What will the Party’s Central Committee do to change the whole range of tastes that are deeply rooted in the revolutionary, austere and nearly ascetic spirit they claim took hold of Cubans’ collective desires after the revolution?

For more than half a century, Cubans looked down at the vice-ridden ways and customs of the capitalist world with contempt. As such, rather than endure their situation, they were happy with only one pair of shoes, a stoic jar of water in their fridges, a sunk mattress impaled by springs and having to co-exist with mosquitos and cockroaches instead of employing an environmentally unfriendly bug repellent.

It is therefore important to forewarn visitors and hapless tourists, those who are unaware of the aesthetic parameters and the heights of sacrifice of the Cuban people, such that they do not confuse the pastel-colored ruins, the drunk vagrants, the minimalist fashion, footwear and lifestyles, with any kind of problems, so that they understand this is a sovereign and thought-out decision by the people of Havana, who would rather see their once intense and photogenic city collapse than witness its development into a comfortable place.

That is where the authentic nature of Cubans lies. Cubans prefer to spend the night in the aged and dilapidated tenements of Havana (known as solares), where, in the form of an identity trait, there is no electricity, no water and no shortage of families.

Photo: Stan Raucher

Because of their adventurous spirits, Cubans enjoy every minute of uncertainty as to whether their roofs will collapse on top of them, something that happens every month in the said tenements.

What’s more, Cubans truly feel consolation, joy, pleasure, even happiness, to know that foreign visitors are resting at a hotel with all of the comforts they could never afford (which they of course also don’t want). Cubans are happy to know their sisters, aunts and even wives leave their homes at night to become the delicacies of foreign visitors, so that they may return to their country with a comprehensive and complete experience of the island.

Cubans hate lobster, all kinds of seafood, good fish, tasty sauces, rum and quality cigars. Of course, they can’t even see beef in pictures and the sight of a juicy steak can sometimes give them a heart attack. Cubans simply hate meat.

Instead, they love that amorphous and pungent mass people call “goose paste,” the revolutionary alternative to perverse bourgeois pleasures advanced by the Comandante, our bearded spiritual leader. Cubans are thrilled by weevil-infested rice, coffee made out of roasted chick-peas, and pizzas with melted condoms for cheese. Cubans are happy as long as they can see foreign visitors (those who enjoy their sisters at night) ingesting all of those taste-filled things that are the enemies of the proletariat, those things many people long to have.

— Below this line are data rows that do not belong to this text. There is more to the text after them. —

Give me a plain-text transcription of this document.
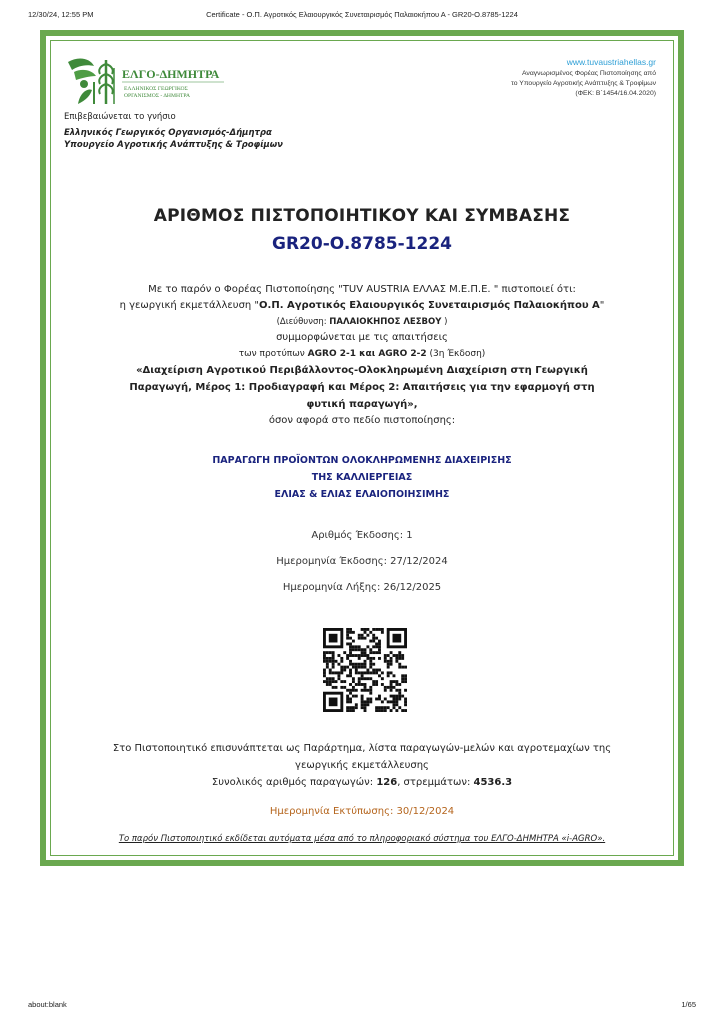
12/30/24, 12:55 PM	Certificate - Ο.Π. Αγροτικός Ελαιουργικός Συνεταιρισμός Παλαιοκήπου Α - GR20-O.8785-1224
ΕΛΓΟ-ΔΗΜΗΤΡΑ
ΕΛΛΗΝΙΚΟΣ ΓΕΩΡΓΙΚΟΣ
ΟΡΓΑΝΙΣΜΟΣ - ΔΗΜΗΤΡΑ
Επιβεβαιώνεται το γνήσιο
Ελληνικός Γεωργικός Οργανισμός-Δήμητρα
Υπουργείο Αγροτικής Ανάπτυξης & Τροφίμων
www.tuvaustriahellas.gr
Αναγνωρισμένος Φορέας Πιστοποίησης από
το Υπουργείο Αγροτικής Ανάπτυξης & Τροφίμων
(ΦΕΚ: Β΄1454/16.04.2020)
ΑΡΙΘΜΟΣ ΠΙΣΤΟΠΟΙΗΤΙΚΟΥ ΚΑΙ ΣΥΜΒΑΣΗΣ
GR20-O.8785-1224
Με το παρόν ο Φορέας Πιστοποίησης "TUV AUSTRIA ΕΛΛΑΣ Μ.Ε.Π.Ε. " πιστοποιεί ότι:
η γεωργική εκμετάλλευση "Ο.Π. Αγροτικός Ελαιουργικός Συνεταιρισμός Παλαιοκήπου Α"
(Διεύθυνση: ΠΑΛΑΙΟΚΗΠΟΣ ΛΕΣΒΟΥ )
συμμορφώνεται με τις απαιτήσεις
των προτύπων AGRO 2-1 και AGRO 2-2 (3η Έκδοση)
«Διαχείριση Αγροτικού Περιβάλλοντος-Ολοκληρωμένη Διαχείριση στη Γεωργική
Παραγωγή, Μέρος 1: Προδιαγραφή και Μέρος 2: Απαιτήσεις για την εφαρμογή στη
φυτική παραγωγή»,
όσον αφορά στο πεδίο πιστοποίησης:
ΠΑΡΑΓΩΓΗ ΠΡΟΪΟΝΤΩΝ ΟΛΟΚΛΗΡΩΜΕΝΗΣ ΔΙΑΧΕΙΡΙΣΗΣ
ΤΗΣ ΚΑΛΛΙΕΡΓΕΙΑΣ
ΕΛΙΑΣ & ΕΛΙΑΣ ΕΛΑΙΟΠΟΙΗΣΙΜΗΣ
Αριθμός Έκδοσης: 1
Ημερομηνία Έκδοσης: 27/12/2024
Ημερομηνία Λήξης: 26/12/2025
Στο Πιστοποιητικό επισυνάπτεται ως Παράρτημα, λίστα παραγωγών-μελών και αγροτεμαχίων της
γεωργικής εκμετάλλευσης
Συνολικός αριθμός παραγωγών: 126, στρεμμάτων: 4536.3
Ημερομηνία Εκτύπωσης: 30/12/2024
Το παρόν Πιστοποιητικό εκδίδεται αυτόματα μέσα από το πληροφοριακό σύστημα του ΕΛΓΟ-ΔΗΜΗΤΡΑ «i-AGRO».
about:blank	1/65
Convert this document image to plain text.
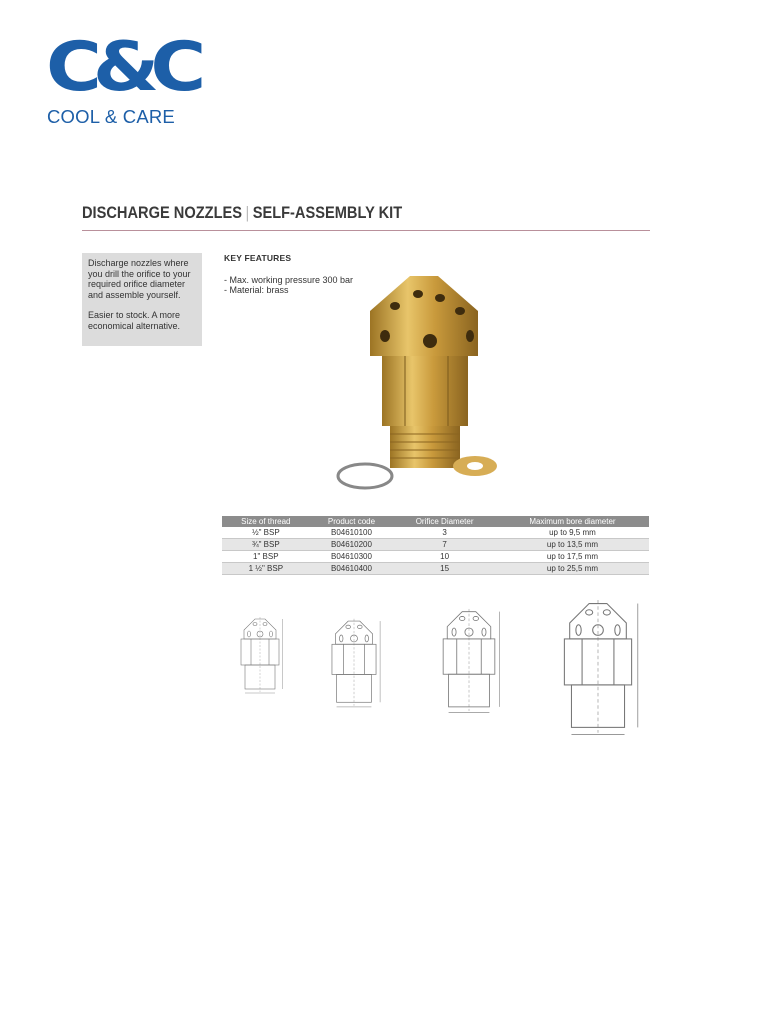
C&C
COOL & CARE
DISCHARGE NOZZLES | SELF-ASSEMBLY KIT

Discharge nozzles where you drill the orifice to your required orifice diameter and assemble yourself.

Easier to stock. A more economical alternative.

KEY FEATURES
- Max. working pressure 300 bar
- Material: brass
Size of thread	Product code	Orifice Diameter	Maximum bore diameter
½" BSP	B04610100	3	up to 9,5 mm
¾" BSP	B04610200	7	up to 13,5 mm
1" BSP	B04610300	10	up to 17,5 mm
1 ½" BSP	B04610400	15	up to 25,5 mm
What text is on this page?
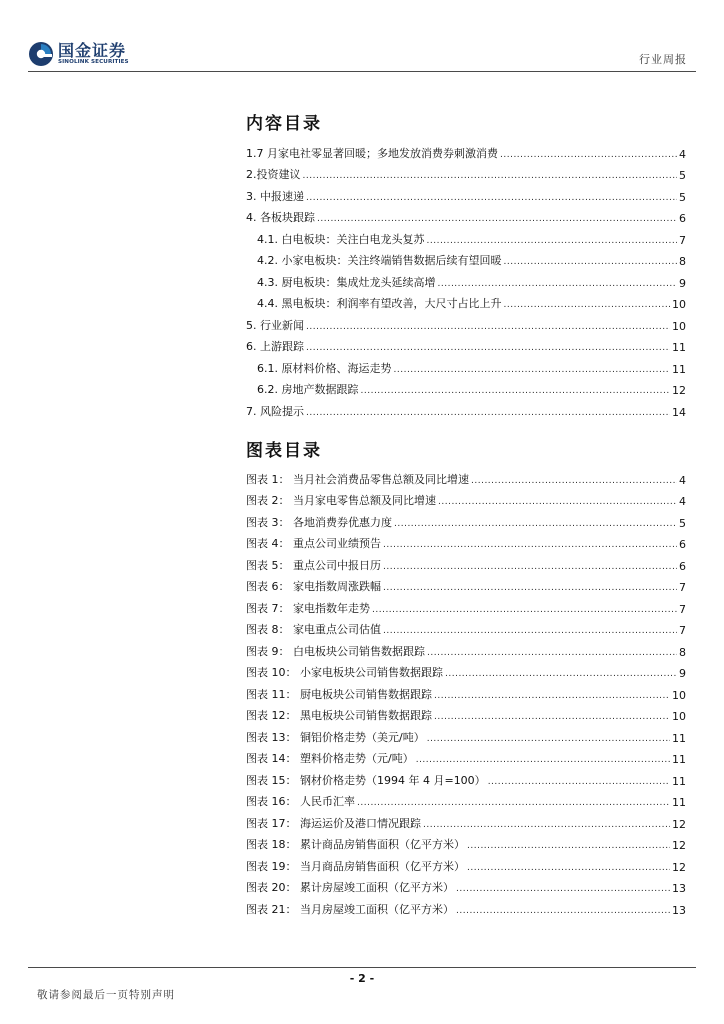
国金证券
SINOLINK SECURITIES	行业周报
内容目录
1.7 月家电社零显著回暖；多地发放消费券刺激消费 .....	4
2.投资建议 .....	5
3. 中报速递 .....	5
4. 各板块跟踪 .....	6
4.1. 白电板块：关注白电龙头复苏 .....	7
4.2. 小家电板块：关注终端销售数据后续有望回暖 .....	8
4.3. 厨电板块：集成灶龙头延续高增 .....	9
4.4. 黑电板块：利润率有望改善，大尺寸占比上升 .....	10
5. 行业新闻 .....	10
6. 上游跟踪 .....	11
6.1. 原材料价格、海运走势 .....	11
6.2. 房地产数据跟踪 .....	12
7. 风险提示 .....	14
图表目录
图表 1： 当月社会消费品零售总额及同比增速 .....	4
图表 2： 当月家电零售总额及同比增速 .....	4
图表 3： 各地消费券优惠力度 .....	5
图表 4： 重点公司业绩预告 .....	6
图表 5： 重点公司中报日历 .....	6
图表 6： 家电指数周涨跌幅 .....	7
图表 7： 家电指数年走势 .....	7
图表 8： 家电重点公司估值 .....	7
图表 9： 白电板块公司销售数据跟踪 .....	8
图表 10： 小家电板块公司销售数据跟踪 .....	9
图表 11： 厨电板块公司销售数据跟踪 .....	10
图表 12： 黑电板块公司销售数据跟踪 .....	10
图表 13： 铜铝价格走势（美元/吨） .....	11
图表 14： 塑料价格走势（元/吨） .....	11
图表 15： 钢材价格走势（1994 年 4 月=100） .....	11
图表 16： 人民币汇率 .....	11
图表 17： 海运运价及港口情况跟踪 .....	12
图表 18： 累计商品房销售面积（亿平方米） .....	12
图表 19： 当月商品房销售面积（亿平方米） .....	12
图表 20： 累计房屋竣工面积（亿平方米） .....	13
图表 21： 当月房屋竣工面积（亿平方米） .....	13
- 2 -
敬请参阅最后一页特别声明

And another thing: Cubans love bicycles, single-speed bicycles preferably, and what they enjoy most is pedaling under the summer’s most intense sun, to go in search of a head of garlic, a handful of nuts and bolts or a can of paint stolen from a State shelf at the other end of the city.

Photo: Stan Raucher

They love waiting for public transportation for hours. It’s not that the system doesn’t work well, Cubans love standing in line and wrestling with others, getting home late and exhausted…and with an empty stomach.

As long as they see foreign visitors traveling comfortably in their rentals and perfect, air-conditioned buses, eating well, drinking the best of the best, having fun with their wives or sisters, bathing at the best beaches, enjoying a game of golf, going scuba-diving, yachting about, then Cubans are happy and feel realized as revolutionaries.

What evil plot could the government now have in store for the people, so that they will begrudgingly give up such delicacies as “goose pate” and weevil-infested rice?

I only beg of them, on behalf of the people of Cuba: let it be anything but the imperialist imposition of lobster and ham!